Fabio Fognini ha parlato a cuore aperto ai microfoni della Rai. L’ormai ex tennista è stato protagonista dell’ultima puntata di Belve, trasmissione condotta da Francesca Fagnani. L’uomo nativo di Arma di Taggia ha raccontato le sue sensazioni sui trionfi azzurri in Coppa Davis, ma ha anche sfogliato l’album dei ricordi. Il tutto, come sempre, in maniera tutt’altro che banale.
Rimpianto Coppa Davis
Fabio Fognini ha parlato della mancata convocazione per la Coppa Davis di due anni fa. Una ferita mai ricucita, anche per via del comportamento di Filippo Volandri. Un atteggiamento che il ligure non ha mandato giù: “Non mi è stato chiarito niente. Io confronti non ne ho mai avuti e penso che sia una cosa ridicola. L’essere uomo a volte richiede confronti. Ma non ci sono mai stati. Chiedete a lui perché mi ha escluso. Al momento non l’ho accettata e non l’accetterò mai. La cosa che mi fa tristezza è che, se nella vita si hanno problemi, si cerca di risolverli”.
Al momento il tennis italiano è sulla cresta dell’onda grazie soprattutto a Jannik Sinner. Nei confronti del campione altoatesino, Fabio Fognini si esprime così: “È numero 1 al mondo. Dammi il foglio che firmo. Però essermela vissuta ‘a la Fognini’, secondo me, Jannik ci penserebbe un attimo. Io ho spontaneità, sono molto vivace, allegro e soprattutto dico le cose in faccia, diretto. Abbiamo un carattere decisamente diverso. È difficile fare paragoni”.
La vita di Fabio Fognini
La vita e la carriera di Fabio Fognini è costellata di momenti ad alta tensione. In ogni caso, l’ex tennista non si pente di nulla: “Se mi pento riconosco di aver sbagliato qualcosa. Nella vita di errori ne ho fatti. Dovrei pensarci sopra due volte. Ogni tanto sono anche permaloso. È uscita un pochino questa mia permalosità, ma me la vivo nella maniera giusta. La accetto. Non siamo tutti perfetti. Poi molte volte nella mia carriera tennistica sono passato dalla parte della ragione a quella del torto. Sono una testa calda”.

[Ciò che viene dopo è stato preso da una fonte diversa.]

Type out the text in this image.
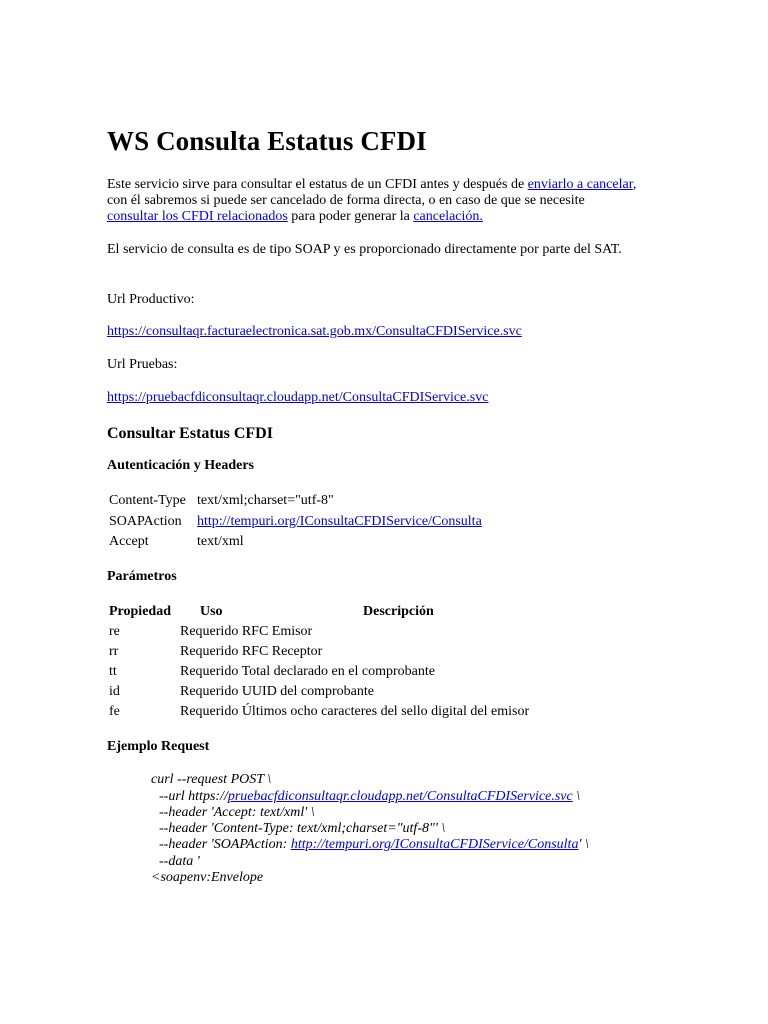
WS Consulta Estatus CFDI

Este servicio sirve para consultar el estatus de un CFDI antes y después de enviarlo a cancelar, con él sabremos si puede ser cancelado de forma directa, o en caso de que se necesite consultar los CFDI relacionados para poder generar la cancelación.

El servicio de consulta es de tipo SOAP y es proporcionado directamente por parte del SAT.

Url Productivo:
https://consultaqr.facturaelectronica.sat.gob.mx/ConsultaCFDIService.svc
Url Pruebas:
https://pruebacfdiconsultaqr.cloudapp.net/ConsultaCFDIService.svc
Consultar Estatus CFDI
Autenticación y Headers
Content-Type text/xml;charset="utf-8"
SOAPAction http://tempuri.org/IConsultaCFDIService/Consulta
Accept	text/xml
Parámetros
Propiedad Uso	Descripción
re	Requerido RFC Emisor
rr	Requerido RFC Receptor
tt	Requerido Total declarado en el comprobante
id	Requerido UUID del comprobante
fe	Requerido Últimos ocho caracteres del sello digital del emisor
Ejemplo Request
curl --request POST \
--url https://pruebacfdiconsultaqr.cloudapp.net/ConsultaCFDIService.svc \
--header 'Accept: text/xml' \
--header 'Content-Type: text/xml;charset="utf-8"' \
--header 'SOAPAction: http://tempuri.org/IConsultaCFDIService/Consulta' \
--data '
<soapenv:Envelope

Se c’è però una cosa che non gli va giù, è stata l’eccessiva attenzione mediatica per i suoi comportamenti. Un aspetto che lo ha portato a prendere una decisione forte: “Forse un po’ di attenzione in meno verso la mia persona mi avrebbe aiutato di più. Sono stato giudicato troppo e infatti a 18 anni me ne sono andato via dall’Italia. Non sembra ma io sono sempre stato un mammone. A 18 anni lasciare casa e trasferirmi a Barcellona mi ha pesato tanto. Forse dovrei ancora delle scuse a mamma e papà perché hanno perso quel Fabio d’infanzia e non se lo sono potuto godere come magari avrebbero voluto”.
Infine si parla delle emozioni dopo la fine della carriera. Fabio Fognini ha giocato la sua ultima partita a Wimbledon contro Carlos Alcaraz. Dopo la fine del match, le sue sensazioni sono state queste: “Dopo la decisione del ritiro non ho pianto. Ero sul mio divano di Arma di Taggia, dove sono cresciuto. Ero da solo e mi sono bevuto una bottiglia di champagne. Poi l’ho comunicato a Flavia. Ho pianto dopo e soprattutto a seguito della conferenza stampa a Londra. Ora seguo tantissimo il tennis, ma non mi manca. Non ho più giocato dall’ultima partita”.